Because it is so elusive, people often tend to forget that respecting bodies applies to every body type and the struggles that come with it, and not just a few. Like this Twitter user, for example, who tried to counter fat shaming but ended up thin shaming. She was calling out people and medical professionals for recommending weightless and exercise to overweight people as a blanket solution to every problem. She claimed that people who equate thin shaming with fat shaming have never had to face such instances. Basically, nobody tells thin people that they need to exercise and ‘do something about their weight’ in order to solve their life’s problems.
ask a fat person how many therapists have recommended them to do yoga for their depression lmao i just can't
— sumana (@saltybengali) October 19, 2020
Of course, her tweet was met with criticism, because while validating the very real struggle of fat people being shamed, she managed to invalidate the struggle of thin people without a second thought.
….did you just invalidate what skinny people go through i- wow,,,
— saugandhika🏳️🌈/natu simp era (@saugandhikaaa) October 19, 2020
While being fat has their own struggles being skinny is also not struggle free, we need to appreciate both skinny and plus size people
— Unfortunatexistence // Troye Sivan Stan acc (@Shoeb_15) October 19, 2020
I’m sure they’ve been told to “gain weight and eat more” by random people as well. Invalidating skinny shaming isn’t helpful man body normalising is the way to go
— hoezami (@mostlyvegan__) October 20, 2020
it’s not a competition😭😭😭
— ice (@axshwxrya) October 20, 2020
Cliché as it may sound, it is easier to daydream about the grass being greener on the other side. I’ve also been jealous of my ‘thinner’ friends, until I realised sometimes, being thin can come with its own set of complications. A guy friend gets teased for not having enough muscle. And try as he might, he looks lanky and is teased for resembling a ‘skeleton’. Another friend suffered from health conditions that constantly affected their weight, and I remember this person snacking on chocolates, cheese cubes and mithaai all through the day because the doctor told them to put on weight. A lot of traditionalists believe women being too thin can cause childbirth complications, and therefore will force their daughters-in-law to gain weight. The problems are everywhere. Remember audiences thin shaming Kareena Kapoor when she became size zero for Tashan? And Aishwarya Rai for Dhoom 2?

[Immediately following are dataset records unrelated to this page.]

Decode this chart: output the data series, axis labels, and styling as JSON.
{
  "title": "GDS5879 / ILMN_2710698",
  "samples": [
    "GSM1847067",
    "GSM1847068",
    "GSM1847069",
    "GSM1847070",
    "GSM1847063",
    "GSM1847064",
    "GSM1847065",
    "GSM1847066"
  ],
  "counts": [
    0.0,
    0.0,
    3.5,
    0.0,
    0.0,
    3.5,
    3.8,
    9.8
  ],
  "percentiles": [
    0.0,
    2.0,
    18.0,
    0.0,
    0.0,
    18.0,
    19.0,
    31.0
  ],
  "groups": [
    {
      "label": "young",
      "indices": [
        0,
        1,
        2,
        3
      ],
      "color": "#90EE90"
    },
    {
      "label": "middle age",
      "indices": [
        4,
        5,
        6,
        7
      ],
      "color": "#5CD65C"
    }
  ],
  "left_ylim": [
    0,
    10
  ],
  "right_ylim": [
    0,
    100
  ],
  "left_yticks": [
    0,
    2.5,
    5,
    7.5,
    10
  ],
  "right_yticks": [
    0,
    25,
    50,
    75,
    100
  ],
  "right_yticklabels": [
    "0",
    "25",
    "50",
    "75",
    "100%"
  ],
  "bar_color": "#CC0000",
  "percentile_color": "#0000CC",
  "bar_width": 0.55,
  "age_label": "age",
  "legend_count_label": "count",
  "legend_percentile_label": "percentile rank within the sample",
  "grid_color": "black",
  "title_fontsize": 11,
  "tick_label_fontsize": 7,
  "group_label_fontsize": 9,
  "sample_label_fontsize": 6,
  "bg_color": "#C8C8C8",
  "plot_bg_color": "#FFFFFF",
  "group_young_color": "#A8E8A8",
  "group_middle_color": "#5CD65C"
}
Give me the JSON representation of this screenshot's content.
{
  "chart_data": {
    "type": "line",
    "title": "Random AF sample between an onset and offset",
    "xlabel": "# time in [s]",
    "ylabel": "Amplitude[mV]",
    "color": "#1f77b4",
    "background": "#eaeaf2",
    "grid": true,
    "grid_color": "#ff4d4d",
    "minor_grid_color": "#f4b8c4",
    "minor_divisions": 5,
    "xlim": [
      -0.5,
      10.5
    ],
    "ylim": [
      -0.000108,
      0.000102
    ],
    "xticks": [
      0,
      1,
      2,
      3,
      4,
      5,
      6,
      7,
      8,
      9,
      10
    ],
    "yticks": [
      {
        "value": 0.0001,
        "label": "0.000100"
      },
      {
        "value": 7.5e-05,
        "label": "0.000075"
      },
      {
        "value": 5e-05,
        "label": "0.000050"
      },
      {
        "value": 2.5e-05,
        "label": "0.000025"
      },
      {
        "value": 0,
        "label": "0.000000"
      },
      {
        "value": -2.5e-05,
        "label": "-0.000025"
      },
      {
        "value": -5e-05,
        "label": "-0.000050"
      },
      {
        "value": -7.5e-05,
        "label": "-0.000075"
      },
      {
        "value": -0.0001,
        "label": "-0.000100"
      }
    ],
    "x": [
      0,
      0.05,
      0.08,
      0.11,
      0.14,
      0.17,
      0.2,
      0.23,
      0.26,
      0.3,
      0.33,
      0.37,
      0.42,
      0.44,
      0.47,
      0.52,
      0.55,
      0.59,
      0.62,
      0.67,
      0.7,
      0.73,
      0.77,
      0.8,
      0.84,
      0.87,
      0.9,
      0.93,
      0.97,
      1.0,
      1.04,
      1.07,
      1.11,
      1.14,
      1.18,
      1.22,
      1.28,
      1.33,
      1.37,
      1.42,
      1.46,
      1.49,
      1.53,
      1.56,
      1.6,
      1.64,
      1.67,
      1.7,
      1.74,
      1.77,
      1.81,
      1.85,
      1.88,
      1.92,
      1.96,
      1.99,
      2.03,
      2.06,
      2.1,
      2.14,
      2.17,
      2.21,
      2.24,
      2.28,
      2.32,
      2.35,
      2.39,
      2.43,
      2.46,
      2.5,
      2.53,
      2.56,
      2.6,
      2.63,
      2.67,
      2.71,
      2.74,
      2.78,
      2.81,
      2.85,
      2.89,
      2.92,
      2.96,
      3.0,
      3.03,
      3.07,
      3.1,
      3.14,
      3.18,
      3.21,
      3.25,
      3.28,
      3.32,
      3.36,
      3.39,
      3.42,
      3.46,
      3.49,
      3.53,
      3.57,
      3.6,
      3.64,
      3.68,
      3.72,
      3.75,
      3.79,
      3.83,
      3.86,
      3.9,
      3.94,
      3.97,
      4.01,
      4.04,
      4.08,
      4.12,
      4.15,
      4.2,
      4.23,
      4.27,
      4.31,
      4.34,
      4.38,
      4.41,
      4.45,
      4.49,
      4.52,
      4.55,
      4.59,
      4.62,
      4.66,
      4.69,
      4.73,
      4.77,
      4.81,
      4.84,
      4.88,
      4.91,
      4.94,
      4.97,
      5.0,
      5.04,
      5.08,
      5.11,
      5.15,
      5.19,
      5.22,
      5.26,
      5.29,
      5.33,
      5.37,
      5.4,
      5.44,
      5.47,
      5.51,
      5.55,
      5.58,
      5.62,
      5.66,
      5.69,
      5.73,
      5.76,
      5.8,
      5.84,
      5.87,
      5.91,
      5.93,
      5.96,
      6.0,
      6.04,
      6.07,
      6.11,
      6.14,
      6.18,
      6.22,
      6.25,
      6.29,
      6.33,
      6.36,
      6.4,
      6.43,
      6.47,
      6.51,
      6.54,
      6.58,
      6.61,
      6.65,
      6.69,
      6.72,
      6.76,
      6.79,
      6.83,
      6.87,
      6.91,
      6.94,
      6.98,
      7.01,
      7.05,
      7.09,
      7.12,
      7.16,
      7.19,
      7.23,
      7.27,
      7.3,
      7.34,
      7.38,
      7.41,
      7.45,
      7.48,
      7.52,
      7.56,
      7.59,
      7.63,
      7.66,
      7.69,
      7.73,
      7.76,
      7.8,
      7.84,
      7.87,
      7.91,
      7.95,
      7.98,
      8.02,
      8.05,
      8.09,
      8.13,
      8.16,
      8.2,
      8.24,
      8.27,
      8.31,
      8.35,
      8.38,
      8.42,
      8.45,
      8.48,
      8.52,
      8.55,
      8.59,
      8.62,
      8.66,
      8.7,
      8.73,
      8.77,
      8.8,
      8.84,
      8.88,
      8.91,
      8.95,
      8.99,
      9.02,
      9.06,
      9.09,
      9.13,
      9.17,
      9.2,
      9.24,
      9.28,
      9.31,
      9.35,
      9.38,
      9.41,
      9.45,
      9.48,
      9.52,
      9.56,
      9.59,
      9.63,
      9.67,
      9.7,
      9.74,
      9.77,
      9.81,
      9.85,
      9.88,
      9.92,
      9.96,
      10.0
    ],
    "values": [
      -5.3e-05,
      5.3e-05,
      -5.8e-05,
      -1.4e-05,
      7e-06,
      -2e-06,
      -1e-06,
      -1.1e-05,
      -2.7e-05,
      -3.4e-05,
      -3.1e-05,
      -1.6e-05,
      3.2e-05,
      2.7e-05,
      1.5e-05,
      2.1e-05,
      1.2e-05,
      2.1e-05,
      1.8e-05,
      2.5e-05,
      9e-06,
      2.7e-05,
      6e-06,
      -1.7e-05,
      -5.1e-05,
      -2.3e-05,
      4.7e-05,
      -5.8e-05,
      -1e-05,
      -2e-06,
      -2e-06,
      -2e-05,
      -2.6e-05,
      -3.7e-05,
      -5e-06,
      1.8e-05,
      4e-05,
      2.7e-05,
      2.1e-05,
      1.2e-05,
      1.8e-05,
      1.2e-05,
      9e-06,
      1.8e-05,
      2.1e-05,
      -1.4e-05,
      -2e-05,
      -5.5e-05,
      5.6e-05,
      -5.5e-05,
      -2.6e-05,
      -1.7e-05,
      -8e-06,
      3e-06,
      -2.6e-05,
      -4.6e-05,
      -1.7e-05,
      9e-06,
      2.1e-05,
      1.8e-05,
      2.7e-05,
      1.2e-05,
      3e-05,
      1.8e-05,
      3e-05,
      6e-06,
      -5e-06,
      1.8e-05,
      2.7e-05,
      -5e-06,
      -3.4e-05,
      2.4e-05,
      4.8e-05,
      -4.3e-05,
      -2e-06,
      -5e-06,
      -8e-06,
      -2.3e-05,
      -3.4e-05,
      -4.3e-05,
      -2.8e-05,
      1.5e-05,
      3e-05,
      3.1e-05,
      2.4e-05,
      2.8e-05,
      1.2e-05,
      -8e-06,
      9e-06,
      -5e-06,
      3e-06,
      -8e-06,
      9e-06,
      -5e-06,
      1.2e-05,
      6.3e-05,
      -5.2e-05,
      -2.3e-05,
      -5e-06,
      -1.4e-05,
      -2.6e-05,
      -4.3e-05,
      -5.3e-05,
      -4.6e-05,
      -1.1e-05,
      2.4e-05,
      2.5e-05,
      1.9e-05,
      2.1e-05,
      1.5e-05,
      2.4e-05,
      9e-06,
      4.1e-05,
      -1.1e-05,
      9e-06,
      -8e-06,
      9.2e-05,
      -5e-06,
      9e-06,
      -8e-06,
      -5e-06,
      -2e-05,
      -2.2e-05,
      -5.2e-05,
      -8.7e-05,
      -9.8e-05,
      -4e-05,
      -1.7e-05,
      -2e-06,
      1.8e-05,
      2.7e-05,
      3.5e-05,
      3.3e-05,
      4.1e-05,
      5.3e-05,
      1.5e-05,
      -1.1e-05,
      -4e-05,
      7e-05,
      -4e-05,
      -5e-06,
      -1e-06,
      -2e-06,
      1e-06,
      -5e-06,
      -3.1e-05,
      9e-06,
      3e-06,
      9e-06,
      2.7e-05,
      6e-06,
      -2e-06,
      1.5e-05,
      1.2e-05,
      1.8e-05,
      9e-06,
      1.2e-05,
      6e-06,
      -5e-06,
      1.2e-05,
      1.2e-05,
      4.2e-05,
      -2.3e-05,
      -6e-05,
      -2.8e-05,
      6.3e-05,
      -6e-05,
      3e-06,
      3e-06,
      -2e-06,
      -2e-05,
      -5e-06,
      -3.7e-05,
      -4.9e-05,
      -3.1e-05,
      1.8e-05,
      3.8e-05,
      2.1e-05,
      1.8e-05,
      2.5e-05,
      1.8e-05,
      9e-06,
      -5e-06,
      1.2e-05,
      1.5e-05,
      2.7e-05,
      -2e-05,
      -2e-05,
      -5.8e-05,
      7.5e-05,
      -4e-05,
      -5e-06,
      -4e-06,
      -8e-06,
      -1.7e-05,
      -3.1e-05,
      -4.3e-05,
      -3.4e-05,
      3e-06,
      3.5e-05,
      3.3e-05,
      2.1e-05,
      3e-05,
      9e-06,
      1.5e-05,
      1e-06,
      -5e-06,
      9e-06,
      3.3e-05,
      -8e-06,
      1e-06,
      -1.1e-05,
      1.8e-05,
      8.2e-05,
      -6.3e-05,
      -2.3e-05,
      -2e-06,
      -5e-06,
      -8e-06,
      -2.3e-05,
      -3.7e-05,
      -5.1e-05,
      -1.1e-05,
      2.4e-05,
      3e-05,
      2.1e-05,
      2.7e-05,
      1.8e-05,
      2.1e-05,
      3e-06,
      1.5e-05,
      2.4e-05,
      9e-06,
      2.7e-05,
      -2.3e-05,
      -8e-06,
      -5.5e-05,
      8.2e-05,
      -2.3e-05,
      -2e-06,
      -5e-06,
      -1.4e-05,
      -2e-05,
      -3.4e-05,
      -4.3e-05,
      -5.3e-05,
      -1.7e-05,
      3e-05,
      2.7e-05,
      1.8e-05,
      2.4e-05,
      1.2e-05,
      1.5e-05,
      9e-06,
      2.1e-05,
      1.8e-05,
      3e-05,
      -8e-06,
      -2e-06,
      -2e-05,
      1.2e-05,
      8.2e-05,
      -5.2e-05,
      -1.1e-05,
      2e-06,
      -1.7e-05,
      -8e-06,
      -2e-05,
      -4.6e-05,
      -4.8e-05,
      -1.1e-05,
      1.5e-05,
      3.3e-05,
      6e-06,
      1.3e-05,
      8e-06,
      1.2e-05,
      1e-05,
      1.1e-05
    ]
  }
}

Also Read: Teejay Sidhu Claps Back At Pregnancy Weight Shaming, Says There Is No Ideal Weight As Long As You Are Happy. Moms-To-Be Need To Hear This
Furthermore, I can understand why being told by your doctor to lose weight and exercise as a prescription for your health issues can be irritating. I remember being told that by my gynaecologist, dermatologist, family physician, trichologist and basically everyone who claimed to be speaking from a place of concern for me. But one thing that living with my weight taught me is that indeed, your weight can impact not just physiology but also psychology. When I was losing weight, I was taking care of myself, which didn’t just make me healthier, it made me happier too. My mental health improved. My stress levels went down. I was more active which meant I was doing tasks faster, being more creative, and making time for myself. It wasn’t just the validation that I got from others for looking good or something, though that was a bonus. It was more of a holistic well-being thing.
So while I understand that the way the advice is being handed out is unsolicited and unsavoury. But the advice, in itself, does make sense. Obviously, though, if my therapist told me losing weight would cure my anxiety and depression, I might just flip. But overall, it does help you lead a better life if achievable without strain to your mental health or make you feel terrible about yourself. Body positivity, I have learnt is accepting your bodies and understanding what is best for you as well.
I agree, that fat shaming is more rampant than thin shaming. But to uphold one and dismiss the other feels a little unfair. Empathy is key in any situation, especially if you’re expecting some in the first place. Thin, fat, all bodies matter. All struggles matter. Empathy matters.